Challenges in Gene Function Prediction: Gene function prediction aims to uncover the biological roles and molecular functions of genes. Traditional approaches rely on experimental techniques like gene knockout (KO) studies, where specific genes are deliberately disrupted to observe the resulting phenotypic changes. However, KO experiments are time-consuming, expensive, and not feasible for all genes. Leveraging scRNA-seq data to predict gene functions, especially in the absence of real KO samples, presents an opportunity to overcome these limitations and accelerate gene function studies.
Based on these challenges and objectives, your research has developed two computational tools: scTenifoldXct and GenKI. scTenifoldXct focuses on detecting LR-mediated cell-cell interactions and mapping cellular communication graphs, while GenKI addresses the prediction of gene functions in the absence of real KO samples using scRNA-seq data.
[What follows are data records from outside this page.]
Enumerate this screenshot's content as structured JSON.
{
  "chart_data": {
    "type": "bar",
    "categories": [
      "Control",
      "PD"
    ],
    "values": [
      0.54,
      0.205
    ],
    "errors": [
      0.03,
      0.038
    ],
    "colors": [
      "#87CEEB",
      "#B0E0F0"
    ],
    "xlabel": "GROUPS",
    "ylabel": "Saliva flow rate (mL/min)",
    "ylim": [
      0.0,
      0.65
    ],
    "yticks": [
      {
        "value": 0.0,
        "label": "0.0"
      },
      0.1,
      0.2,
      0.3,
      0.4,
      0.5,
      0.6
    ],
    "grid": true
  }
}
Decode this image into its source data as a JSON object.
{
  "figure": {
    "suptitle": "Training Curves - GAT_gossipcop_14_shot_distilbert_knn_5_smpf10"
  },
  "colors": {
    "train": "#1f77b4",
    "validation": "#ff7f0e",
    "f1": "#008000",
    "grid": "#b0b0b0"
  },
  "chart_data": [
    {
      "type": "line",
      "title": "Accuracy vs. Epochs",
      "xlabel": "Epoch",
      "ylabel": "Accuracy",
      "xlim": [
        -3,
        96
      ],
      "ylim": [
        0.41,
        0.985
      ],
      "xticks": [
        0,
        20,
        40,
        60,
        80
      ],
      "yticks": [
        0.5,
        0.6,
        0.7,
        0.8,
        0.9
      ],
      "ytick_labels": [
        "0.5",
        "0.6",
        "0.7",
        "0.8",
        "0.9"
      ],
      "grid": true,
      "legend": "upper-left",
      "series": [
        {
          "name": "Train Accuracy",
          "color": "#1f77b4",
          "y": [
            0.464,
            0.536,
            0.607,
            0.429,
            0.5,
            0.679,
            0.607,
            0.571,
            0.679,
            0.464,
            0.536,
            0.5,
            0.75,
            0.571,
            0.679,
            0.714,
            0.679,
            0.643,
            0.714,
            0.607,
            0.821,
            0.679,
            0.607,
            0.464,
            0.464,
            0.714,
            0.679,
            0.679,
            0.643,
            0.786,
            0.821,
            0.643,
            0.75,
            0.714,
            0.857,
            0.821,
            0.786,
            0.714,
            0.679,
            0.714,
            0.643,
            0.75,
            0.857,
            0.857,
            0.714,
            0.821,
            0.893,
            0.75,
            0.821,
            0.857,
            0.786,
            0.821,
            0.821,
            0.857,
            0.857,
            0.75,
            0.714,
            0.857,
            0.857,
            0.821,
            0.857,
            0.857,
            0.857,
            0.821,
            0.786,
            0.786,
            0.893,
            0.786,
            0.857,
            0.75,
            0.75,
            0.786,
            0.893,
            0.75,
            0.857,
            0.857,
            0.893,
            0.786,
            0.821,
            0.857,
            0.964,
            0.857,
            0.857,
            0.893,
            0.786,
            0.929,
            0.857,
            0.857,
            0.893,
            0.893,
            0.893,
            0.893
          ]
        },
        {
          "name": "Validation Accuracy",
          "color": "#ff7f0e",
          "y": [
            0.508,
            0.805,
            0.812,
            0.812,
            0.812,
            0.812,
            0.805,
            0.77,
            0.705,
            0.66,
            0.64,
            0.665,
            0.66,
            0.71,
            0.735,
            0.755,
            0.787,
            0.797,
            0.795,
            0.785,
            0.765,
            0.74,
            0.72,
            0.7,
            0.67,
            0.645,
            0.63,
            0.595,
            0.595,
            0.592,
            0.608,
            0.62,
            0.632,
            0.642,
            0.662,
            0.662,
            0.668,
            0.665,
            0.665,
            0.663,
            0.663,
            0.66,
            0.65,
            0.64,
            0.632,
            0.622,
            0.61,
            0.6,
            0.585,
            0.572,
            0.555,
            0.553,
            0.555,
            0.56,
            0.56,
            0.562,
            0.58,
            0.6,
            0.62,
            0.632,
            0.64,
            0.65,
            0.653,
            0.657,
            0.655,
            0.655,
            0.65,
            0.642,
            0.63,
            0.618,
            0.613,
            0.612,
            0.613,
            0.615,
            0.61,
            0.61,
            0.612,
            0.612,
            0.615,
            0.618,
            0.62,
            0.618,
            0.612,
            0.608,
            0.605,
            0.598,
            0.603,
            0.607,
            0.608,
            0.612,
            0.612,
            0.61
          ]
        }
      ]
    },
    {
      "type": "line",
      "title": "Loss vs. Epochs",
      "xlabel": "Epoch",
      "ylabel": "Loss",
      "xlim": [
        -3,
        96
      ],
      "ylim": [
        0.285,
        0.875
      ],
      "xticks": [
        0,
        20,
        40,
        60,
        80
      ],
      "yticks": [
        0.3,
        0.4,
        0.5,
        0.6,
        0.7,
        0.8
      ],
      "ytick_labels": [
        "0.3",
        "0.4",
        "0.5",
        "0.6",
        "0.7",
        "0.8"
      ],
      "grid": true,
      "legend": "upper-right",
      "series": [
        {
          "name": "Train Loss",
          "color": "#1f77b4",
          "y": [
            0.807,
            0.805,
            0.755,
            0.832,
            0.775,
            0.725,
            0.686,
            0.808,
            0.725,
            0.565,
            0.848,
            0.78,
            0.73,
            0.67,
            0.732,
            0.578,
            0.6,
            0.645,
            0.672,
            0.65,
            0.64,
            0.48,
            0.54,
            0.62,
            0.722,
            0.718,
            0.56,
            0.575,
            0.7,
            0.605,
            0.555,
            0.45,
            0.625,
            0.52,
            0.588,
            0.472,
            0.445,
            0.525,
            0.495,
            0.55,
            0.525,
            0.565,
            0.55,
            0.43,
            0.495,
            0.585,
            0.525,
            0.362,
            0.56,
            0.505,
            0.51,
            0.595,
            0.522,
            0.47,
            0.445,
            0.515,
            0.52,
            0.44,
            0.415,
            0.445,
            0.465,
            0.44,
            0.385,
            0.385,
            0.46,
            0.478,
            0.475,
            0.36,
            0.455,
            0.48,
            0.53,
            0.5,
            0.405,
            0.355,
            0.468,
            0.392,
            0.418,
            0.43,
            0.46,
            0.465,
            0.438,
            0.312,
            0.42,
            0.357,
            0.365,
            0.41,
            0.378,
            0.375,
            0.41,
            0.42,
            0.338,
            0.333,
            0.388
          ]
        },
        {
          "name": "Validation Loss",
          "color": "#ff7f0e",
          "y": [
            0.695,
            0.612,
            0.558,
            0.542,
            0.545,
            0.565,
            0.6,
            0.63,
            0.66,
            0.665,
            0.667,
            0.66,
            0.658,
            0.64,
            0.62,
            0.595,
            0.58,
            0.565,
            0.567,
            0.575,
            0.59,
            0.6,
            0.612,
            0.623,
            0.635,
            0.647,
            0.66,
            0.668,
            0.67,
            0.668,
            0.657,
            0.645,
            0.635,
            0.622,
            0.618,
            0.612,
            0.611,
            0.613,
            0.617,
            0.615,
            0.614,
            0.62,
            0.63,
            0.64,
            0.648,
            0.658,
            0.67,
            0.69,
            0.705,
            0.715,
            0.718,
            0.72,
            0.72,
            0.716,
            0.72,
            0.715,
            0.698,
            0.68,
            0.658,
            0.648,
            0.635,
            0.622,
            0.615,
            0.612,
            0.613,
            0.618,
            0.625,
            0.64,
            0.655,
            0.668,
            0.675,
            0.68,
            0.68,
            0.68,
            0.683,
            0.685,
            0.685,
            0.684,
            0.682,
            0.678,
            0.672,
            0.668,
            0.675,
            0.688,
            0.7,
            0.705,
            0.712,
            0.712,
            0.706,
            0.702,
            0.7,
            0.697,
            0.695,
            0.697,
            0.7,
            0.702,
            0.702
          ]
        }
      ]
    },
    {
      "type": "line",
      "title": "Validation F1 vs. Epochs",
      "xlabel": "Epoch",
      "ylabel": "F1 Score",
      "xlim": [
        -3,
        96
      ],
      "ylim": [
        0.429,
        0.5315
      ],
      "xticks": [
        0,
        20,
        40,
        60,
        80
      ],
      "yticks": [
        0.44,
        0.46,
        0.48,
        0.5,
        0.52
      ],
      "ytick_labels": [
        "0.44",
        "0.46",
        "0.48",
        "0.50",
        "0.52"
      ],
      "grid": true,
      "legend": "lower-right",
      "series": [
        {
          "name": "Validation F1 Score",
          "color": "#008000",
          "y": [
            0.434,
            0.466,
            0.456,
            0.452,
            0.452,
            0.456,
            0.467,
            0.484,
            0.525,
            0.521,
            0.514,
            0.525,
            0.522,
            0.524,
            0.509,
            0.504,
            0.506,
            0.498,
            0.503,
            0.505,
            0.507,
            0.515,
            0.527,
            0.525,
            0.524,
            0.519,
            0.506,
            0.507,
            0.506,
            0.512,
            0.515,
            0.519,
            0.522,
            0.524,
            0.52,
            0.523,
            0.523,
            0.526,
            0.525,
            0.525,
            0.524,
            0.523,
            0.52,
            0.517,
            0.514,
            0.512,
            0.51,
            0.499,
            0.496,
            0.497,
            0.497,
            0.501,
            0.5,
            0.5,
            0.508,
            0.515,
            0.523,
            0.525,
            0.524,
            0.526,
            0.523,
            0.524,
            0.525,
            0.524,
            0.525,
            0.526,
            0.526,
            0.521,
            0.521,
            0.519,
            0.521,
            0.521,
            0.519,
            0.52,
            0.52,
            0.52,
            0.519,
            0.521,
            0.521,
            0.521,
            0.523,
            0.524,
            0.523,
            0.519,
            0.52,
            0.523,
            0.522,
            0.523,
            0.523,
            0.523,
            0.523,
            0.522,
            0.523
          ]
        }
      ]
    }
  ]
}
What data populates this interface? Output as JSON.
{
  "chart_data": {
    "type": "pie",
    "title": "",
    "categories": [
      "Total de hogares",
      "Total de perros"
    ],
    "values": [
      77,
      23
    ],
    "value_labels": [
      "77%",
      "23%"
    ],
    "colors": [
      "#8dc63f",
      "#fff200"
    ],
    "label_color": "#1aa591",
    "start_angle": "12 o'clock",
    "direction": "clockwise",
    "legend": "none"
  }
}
These tools utilize machine learning techniques, such as manifold alignment and variational graph autoencoders, to extract meaningful information from single-cell data and provide biological interpretation for genotype-phenotype associations.
By introducing these tools in your presentation, you will demonstrate how they contribute to addressing key challenges in single-cell data analysis and advancing our understanding of cellular interactions and gene function prediction.